Apart from some brewery takeovers and reorganisations, not that much seems to have changed on the beer front in south-eastern Germany in the last twenty-five years, thanks no doubt to the Bavarians' well-known conservatism (in both brewing and politics). The beechwood-smoked malt lager Schlenkerla Rauchmärzen is described as "virually black as coal" rather than the dark brown that I remember it being on draught in the brewery tap, but I think that might just be a question of perception rather than any change in the grist, and the warning that train travel around the state is expensive unless you book tickets in advance has been superseded by the relatively inexpensive Bayern day ticket, which covers buses, trams and underground services too. The advice that "Bavaria, especially in country areas, is likely to be a little stomach-shrinking for vegetarians" is probably still true given the locals' propensity to wash down huge plates of pork and sausage dishes with their litre steins of lager, and the description of the Hofbräuhaus in Munich as "plagued by coachloads of gawping tourists" (not to mention the oompah band) certainly is.

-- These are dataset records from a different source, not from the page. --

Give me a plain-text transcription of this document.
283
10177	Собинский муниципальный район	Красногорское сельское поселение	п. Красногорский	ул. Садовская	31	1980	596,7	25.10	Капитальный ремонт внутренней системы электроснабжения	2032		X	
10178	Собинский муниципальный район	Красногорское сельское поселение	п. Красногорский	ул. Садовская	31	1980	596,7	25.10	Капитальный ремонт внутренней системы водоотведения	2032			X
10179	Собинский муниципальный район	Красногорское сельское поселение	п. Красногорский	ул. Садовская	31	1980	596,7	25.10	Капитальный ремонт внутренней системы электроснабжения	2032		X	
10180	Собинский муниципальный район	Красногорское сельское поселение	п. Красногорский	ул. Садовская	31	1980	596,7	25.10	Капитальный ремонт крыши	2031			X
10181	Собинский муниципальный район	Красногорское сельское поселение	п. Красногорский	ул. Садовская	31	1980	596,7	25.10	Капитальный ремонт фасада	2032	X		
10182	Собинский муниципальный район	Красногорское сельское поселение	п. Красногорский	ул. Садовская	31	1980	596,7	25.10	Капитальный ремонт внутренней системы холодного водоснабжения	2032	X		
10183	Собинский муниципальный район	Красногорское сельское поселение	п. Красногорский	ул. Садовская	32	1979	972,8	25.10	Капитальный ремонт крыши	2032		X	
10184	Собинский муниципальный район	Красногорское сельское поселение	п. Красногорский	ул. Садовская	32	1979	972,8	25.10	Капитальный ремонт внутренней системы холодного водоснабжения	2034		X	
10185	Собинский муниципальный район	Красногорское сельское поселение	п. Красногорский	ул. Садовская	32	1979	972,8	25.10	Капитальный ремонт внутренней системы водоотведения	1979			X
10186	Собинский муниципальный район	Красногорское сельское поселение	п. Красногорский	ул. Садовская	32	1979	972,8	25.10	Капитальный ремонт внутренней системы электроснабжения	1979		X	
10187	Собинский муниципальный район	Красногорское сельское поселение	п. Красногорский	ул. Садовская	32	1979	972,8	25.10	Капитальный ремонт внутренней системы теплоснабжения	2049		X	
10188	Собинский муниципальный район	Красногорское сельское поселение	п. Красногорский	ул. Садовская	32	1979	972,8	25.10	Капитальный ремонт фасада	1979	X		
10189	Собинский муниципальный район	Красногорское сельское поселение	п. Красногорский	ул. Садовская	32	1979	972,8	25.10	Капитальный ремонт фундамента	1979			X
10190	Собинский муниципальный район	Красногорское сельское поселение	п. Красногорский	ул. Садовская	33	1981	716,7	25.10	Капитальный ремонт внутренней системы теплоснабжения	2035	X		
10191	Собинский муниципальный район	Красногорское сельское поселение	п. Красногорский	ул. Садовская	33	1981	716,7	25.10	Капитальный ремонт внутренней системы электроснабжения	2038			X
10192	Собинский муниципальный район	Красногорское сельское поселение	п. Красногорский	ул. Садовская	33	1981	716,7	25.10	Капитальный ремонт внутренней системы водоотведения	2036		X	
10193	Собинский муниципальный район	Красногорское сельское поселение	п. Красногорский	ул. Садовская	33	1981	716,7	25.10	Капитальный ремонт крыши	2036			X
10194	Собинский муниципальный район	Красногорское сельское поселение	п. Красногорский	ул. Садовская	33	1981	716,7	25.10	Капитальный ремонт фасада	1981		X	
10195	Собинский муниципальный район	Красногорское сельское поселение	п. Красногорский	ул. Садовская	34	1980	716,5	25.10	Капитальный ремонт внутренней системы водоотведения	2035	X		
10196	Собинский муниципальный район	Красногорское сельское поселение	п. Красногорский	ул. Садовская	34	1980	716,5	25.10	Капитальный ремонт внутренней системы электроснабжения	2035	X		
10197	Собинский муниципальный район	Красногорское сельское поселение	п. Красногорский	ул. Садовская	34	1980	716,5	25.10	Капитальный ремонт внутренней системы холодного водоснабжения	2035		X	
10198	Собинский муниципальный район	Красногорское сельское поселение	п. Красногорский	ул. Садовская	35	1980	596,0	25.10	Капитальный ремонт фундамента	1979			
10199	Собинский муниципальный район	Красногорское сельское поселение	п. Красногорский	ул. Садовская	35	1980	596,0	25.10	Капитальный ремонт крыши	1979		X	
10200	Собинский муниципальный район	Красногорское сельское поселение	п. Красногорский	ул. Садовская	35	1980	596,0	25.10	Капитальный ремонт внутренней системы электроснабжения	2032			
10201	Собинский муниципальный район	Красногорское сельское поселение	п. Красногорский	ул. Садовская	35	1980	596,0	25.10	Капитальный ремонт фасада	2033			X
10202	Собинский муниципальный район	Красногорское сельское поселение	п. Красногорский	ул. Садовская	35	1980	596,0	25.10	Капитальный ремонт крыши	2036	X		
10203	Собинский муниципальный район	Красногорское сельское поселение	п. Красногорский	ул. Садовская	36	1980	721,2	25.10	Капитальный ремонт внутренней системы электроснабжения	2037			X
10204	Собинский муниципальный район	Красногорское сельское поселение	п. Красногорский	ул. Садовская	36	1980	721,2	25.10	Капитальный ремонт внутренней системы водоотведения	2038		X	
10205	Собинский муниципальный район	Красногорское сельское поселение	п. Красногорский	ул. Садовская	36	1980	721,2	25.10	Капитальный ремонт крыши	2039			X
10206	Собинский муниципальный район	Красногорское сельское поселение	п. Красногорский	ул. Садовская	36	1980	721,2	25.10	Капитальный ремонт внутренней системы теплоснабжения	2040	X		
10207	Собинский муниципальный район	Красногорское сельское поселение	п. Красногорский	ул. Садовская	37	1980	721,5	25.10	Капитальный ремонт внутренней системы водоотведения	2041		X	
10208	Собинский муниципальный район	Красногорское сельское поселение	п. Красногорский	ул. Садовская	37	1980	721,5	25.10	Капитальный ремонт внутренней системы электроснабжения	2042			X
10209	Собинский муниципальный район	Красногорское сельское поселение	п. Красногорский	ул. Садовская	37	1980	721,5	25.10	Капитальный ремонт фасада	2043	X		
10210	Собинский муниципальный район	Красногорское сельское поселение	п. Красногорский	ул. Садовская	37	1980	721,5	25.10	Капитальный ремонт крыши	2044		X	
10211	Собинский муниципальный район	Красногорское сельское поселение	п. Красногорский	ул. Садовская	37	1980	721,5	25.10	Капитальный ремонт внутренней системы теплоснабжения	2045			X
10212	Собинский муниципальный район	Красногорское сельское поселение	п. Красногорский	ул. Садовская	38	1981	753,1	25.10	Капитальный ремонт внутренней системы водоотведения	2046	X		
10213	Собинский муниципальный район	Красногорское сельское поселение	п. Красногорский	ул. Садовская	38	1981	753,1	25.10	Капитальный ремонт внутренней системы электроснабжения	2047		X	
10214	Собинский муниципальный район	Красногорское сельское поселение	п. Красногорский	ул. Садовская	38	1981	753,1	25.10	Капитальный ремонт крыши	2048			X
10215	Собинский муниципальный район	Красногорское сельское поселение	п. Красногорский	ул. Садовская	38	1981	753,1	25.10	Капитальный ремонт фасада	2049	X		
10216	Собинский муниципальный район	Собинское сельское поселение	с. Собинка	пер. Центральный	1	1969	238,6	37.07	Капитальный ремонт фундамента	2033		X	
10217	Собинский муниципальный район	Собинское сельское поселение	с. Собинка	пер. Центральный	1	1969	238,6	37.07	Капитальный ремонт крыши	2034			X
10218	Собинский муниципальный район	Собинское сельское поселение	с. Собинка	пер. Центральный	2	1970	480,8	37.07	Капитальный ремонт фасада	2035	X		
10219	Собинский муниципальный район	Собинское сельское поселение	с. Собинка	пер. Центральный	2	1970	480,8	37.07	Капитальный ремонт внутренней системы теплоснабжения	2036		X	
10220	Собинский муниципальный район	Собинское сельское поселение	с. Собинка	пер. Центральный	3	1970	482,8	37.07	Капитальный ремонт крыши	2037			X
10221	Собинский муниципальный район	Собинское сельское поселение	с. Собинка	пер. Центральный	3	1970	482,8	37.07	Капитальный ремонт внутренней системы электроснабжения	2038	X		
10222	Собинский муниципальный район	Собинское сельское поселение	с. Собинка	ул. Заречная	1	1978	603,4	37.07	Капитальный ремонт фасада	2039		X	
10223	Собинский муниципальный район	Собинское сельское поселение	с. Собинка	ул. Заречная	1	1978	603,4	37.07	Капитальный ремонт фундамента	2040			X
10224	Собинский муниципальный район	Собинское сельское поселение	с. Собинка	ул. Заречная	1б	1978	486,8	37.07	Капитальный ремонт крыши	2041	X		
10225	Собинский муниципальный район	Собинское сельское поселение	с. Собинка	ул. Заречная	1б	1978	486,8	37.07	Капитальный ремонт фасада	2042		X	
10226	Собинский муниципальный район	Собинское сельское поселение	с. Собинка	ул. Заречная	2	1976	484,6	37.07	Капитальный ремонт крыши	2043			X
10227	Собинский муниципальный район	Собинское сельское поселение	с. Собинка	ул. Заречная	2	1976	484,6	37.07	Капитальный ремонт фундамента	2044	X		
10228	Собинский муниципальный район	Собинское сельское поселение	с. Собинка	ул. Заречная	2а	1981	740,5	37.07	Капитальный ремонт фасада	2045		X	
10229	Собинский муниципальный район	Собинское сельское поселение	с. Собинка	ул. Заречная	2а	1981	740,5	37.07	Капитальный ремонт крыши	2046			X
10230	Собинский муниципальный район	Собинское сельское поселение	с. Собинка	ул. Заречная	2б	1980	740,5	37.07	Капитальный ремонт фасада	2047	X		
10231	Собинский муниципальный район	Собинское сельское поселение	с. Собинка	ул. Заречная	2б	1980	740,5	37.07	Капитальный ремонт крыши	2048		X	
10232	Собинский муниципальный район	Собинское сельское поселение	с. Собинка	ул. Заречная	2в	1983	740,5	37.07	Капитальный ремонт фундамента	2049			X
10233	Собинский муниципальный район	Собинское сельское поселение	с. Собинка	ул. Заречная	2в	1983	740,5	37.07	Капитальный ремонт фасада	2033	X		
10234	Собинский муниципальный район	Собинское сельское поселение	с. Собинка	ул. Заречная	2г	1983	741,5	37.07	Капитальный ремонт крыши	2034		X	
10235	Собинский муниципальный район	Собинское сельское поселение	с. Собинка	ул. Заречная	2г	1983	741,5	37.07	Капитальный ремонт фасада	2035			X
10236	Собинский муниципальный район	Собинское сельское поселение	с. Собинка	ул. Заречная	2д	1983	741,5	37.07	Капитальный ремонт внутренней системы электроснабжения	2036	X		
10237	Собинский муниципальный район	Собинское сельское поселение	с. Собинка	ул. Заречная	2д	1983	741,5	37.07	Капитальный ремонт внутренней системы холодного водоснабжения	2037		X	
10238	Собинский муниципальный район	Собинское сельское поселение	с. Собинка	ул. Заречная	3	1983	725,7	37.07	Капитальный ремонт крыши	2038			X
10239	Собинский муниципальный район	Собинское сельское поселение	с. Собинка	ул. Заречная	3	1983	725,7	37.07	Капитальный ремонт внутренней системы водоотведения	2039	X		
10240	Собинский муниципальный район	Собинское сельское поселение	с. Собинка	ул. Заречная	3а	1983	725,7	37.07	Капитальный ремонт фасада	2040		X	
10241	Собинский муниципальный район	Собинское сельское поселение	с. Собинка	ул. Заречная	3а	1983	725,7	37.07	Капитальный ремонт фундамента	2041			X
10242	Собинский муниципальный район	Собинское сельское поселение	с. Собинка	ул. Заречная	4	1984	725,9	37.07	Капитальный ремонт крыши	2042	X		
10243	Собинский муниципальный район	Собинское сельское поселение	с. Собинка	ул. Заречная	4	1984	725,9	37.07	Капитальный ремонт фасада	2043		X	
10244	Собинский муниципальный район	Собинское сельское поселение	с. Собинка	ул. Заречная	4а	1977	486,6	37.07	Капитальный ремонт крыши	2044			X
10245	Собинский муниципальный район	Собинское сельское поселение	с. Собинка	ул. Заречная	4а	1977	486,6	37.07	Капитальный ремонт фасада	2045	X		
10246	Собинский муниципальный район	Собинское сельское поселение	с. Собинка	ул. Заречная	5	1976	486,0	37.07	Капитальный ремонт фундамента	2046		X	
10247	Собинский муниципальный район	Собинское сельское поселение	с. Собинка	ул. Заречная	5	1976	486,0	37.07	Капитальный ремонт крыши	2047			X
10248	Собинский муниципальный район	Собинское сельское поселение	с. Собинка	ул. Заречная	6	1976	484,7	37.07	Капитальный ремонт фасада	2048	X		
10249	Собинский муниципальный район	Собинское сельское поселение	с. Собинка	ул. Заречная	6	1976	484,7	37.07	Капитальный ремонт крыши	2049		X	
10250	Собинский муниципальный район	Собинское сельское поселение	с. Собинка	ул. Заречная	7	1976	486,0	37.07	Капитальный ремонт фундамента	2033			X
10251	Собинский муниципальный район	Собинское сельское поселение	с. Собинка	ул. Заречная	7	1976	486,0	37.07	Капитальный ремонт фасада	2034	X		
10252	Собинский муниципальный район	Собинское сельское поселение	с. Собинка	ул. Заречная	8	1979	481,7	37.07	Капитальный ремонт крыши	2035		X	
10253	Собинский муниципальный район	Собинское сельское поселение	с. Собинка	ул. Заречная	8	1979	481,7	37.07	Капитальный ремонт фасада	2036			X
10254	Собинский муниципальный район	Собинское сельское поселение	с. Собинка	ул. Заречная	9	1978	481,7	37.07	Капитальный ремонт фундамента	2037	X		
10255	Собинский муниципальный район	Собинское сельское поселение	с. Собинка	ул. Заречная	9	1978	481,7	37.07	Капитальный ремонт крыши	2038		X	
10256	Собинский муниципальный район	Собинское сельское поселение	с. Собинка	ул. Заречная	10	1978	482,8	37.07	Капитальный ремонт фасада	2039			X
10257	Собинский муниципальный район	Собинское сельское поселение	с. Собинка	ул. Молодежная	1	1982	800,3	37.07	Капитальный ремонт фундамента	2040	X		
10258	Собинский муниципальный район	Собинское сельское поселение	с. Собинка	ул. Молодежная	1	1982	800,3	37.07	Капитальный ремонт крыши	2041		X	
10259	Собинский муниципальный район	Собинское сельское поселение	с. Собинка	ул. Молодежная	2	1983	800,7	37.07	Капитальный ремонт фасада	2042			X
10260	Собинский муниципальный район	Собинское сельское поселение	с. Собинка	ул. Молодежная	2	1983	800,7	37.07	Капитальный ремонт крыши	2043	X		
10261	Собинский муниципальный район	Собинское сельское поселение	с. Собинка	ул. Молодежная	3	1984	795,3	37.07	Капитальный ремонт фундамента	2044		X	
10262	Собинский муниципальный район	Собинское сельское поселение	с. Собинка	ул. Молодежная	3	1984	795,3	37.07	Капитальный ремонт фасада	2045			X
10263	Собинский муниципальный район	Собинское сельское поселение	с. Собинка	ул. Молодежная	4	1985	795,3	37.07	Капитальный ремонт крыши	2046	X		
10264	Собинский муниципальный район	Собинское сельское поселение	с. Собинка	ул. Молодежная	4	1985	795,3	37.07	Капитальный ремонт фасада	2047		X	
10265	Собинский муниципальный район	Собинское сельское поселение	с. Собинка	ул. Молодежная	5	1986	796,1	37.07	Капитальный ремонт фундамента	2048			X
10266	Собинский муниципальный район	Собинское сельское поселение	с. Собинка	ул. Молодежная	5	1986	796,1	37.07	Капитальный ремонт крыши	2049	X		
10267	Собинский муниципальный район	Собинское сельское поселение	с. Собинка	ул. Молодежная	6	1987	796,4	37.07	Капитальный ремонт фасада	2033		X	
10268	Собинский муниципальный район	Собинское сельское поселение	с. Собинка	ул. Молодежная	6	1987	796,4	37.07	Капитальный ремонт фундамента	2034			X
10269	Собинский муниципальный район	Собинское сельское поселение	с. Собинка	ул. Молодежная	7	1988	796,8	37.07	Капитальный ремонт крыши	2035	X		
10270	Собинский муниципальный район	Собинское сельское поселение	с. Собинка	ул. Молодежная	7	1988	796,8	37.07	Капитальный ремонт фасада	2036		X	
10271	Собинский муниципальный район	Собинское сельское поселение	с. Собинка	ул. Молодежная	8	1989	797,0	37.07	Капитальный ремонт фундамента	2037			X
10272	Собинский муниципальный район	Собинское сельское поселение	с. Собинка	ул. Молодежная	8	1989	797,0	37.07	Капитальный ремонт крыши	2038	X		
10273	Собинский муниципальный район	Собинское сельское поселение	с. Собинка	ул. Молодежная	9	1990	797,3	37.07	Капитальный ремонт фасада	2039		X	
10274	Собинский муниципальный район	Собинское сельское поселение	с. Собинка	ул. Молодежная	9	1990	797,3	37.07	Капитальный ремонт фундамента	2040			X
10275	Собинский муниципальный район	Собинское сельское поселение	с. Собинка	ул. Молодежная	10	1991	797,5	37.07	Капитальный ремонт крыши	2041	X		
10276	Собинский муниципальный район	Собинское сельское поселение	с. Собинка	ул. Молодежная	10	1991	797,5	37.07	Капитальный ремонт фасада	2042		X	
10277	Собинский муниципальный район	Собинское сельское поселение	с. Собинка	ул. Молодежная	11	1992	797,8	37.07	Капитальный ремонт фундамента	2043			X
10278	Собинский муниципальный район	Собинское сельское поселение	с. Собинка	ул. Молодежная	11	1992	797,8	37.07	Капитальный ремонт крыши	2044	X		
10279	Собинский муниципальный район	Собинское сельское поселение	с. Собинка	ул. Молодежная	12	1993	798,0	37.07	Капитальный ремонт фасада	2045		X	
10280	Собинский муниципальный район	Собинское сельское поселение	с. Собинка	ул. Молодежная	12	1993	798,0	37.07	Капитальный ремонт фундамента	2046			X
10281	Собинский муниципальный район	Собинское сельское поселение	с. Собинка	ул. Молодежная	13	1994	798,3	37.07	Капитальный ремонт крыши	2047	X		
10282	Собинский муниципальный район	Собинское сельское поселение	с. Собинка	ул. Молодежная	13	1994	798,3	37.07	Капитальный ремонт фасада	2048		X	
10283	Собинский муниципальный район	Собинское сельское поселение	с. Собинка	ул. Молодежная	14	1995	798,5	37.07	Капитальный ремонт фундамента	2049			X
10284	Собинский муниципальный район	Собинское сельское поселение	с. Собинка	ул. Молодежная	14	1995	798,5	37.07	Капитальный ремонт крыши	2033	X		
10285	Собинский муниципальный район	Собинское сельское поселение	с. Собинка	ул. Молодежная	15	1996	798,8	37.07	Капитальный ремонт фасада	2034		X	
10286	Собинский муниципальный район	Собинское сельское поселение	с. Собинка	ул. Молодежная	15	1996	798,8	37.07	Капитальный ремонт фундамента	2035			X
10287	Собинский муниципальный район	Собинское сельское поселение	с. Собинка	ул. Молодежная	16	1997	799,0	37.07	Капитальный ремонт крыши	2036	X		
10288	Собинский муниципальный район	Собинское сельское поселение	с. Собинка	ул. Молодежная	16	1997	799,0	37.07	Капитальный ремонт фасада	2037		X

The next beer trip I'm planning is to central Europe, travelling by train from Prague to Plzeñ, Regensburg, Freising, Munich and Salzburg, although it'll probably be in the winter rather than summer months given the punishingly hot weather that now seems to afflict that part of the continent almost annually, and that direct flights between Salzburg and Manchester only appear to depart during the skiing season (assuming that planes and visa-free travel are still operating then).